KOVALでの経験により、様々な蒸留酒、その製造方法、それぞれに個性を与える要素について、より総合的な理解を得ることができました。
Dear WHISKY:
ウイスキーのどの側面が一番好きですか?
ソナトさん:
発見と祝いの時と伴うことができる点はもちろん気に入っています。
さらに、私はウイスキーがポジティブでかつ直感的な方法で「瞬間を刻む」ことができるところが好きですね。
Dear WHISKY:
「瞬間を刻む」とはどういう意味ですか?
ソナトさん:
誰かに会い、素晴らしい会話をするときにウイスキーを飲みます。そして将来同じウイスキーを飲むと、会話やその時のことを思い出すでしょう。
ウイスキーはタイムカプセルのようなもので、その瞬間を刻む手助けをしてくれます。ただ時計を見るのとは一味違う、時間を刻む美しい方法だと思います。
Dear WHISKY:
KOVALの今後の抱負は何ですか?
ソナトさん:
様々なものからインスピレーションを得ることができるので、私たちは常に自分の好きなことをし続け、蒸留酒にそれらを取り入れたいと考えています。
常にある革新と発見を、KOVALを通じて世界と共有します。
私たちは製品をさらに革新し、もっとユニークで興味深いものをもたらしたいと考えています。
Dear WHISKY:
KOVALの拡大をどのように目指していますか?
ソナトさん:
最近、蒸溜所内を拡張しました。新しいテイスティングルームとバーを設け、パティオも拡張されました。これらをさらに活用していきたいと考えています。

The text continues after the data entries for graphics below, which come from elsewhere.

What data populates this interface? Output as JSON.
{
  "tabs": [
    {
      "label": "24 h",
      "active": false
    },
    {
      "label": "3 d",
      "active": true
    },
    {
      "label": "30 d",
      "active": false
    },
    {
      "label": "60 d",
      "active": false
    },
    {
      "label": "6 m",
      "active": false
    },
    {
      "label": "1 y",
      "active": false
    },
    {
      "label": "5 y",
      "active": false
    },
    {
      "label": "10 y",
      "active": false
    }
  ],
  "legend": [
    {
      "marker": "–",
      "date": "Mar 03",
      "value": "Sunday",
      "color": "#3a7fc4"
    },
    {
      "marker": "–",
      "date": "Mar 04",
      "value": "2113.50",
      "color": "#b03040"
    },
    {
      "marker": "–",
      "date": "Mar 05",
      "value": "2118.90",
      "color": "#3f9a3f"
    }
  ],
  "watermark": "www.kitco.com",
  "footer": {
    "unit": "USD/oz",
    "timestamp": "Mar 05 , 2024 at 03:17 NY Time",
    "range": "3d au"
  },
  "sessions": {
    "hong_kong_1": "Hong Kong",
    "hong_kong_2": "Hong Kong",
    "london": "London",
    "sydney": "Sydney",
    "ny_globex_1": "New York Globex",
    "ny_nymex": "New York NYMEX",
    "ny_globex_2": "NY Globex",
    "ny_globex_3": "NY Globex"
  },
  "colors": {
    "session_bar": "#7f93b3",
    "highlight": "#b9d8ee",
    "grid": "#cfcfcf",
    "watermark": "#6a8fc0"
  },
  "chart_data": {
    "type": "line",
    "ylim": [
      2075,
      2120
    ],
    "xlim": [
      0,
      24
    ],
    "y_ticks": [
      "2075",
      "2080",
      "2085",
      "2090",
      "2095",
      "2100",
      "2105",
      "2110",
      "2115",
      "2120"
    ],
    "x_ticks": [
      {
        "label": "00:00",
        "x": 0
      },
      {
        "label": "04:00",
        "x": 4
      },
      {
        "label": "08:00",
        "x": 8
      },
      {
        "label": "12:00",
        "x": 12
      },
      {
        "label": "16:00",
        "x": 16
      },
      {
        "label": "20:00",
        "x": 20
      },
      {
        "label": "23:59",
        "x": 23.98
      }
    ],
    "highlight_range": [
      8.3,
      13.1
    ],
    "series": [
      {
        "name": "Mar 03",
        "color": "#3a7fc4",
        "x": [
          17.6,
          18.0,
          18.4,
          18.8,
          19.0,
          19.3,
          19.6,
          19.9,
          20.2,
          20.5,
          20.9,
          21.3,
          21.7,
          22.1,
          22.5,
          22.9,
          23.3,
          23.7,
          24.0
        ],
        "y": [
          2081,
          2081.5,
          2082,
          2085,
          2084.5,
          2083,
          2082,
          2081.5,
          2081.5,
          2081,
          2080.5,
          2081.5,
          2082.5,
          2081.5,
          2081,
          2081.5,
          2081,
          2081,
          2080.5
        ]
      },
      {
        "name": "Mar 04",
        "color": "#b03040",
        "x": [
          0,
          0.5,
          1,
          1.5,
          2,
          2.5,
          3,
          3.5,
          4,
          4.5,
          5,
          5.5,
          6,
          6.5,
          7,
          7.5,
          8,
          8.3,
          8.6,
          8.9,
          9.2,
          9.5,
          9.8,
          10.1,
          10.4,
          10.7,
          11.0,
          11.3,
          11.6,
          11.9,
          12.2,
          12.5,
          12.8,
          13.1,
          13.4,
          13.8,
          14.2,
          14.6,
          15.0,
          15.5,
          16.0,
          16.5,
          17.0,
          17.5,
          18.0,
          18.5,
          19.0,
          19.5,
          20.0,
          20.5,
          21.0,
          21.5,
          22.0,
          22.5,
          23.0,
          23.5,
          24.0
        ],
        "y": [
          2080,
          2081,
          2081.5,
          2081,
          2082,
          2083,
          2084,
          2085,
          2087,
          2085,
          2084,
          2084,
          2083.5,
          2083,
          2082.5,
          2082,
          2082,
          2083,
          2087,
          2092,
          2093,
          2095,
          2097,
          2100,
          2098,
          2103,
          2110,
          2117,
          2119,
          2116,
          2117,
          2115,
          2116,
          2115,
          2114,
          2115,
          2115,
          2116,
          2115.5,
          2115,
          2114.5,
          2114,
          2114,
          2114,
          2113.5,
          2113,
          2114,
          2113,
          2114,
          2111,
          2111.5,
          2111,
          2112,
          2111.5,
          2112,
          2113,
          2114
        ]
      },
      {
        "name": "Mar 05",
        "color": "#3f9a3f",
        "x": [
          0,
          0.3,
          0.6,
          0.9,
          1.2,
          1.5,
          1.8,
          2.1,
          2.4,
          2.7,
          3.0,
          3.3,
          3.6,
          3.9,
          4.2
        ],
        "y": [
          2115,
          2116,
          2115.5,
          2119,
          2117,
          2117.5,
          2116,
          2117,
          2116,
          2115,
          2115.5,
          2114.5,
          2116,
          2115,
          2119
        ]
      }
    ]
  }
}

また、世界の新たな市場への拡大も目指しています。KOVALは南アフリカに進出しましたので、他の新しい市場にも製品を販売していきたいと思います!
Dear WHISKY:
生産能力の拡大も目指していますか?
ソナトさん:
今年、3基目のスチルが導入されました!これで5,000リットルの蒸溜機が3基となり、また一歩前進しました。
Dear WHISKY:
最後に読者へメッセージをいただけますか?
ソナトさん:
皆さんがすべての幸せな瞬間を私たちの蒸留酒とともに刻み、健康、成功、イノベーションを祝う多くの年となることを願っています。
その貴重な瞬間に、私たちの製品やアイデアが立ち会えることはこの上ない喜びです。私たちはそのような瞬間のためにここにいます!
また、私たちは日本が大好きです。とても素晴らしい場所で、日本の文化や料理からたくさんのインスピレーションを得られると思います。 KOVALが私たちが日本に来て、様々なことを経験する機会をくれたことをとても嬉しく思います。また日本を訪れることができたら嬉しいです。また、皆様もシカゴへ遊びに来ていただければ幸いです。
ロバートさんとソナトさんは前職からキャリアを大きく転換し、KOVALを設立しました。
仕事の種類は異なりますが、彼らの知識とスキルは、米国最大のクラフト蒸溜所の1つであるKOVALに活かされています。
これからも世界中で多くの楽しい思い出やお祝いとともにあり続けるKOVALの今後にも注目です!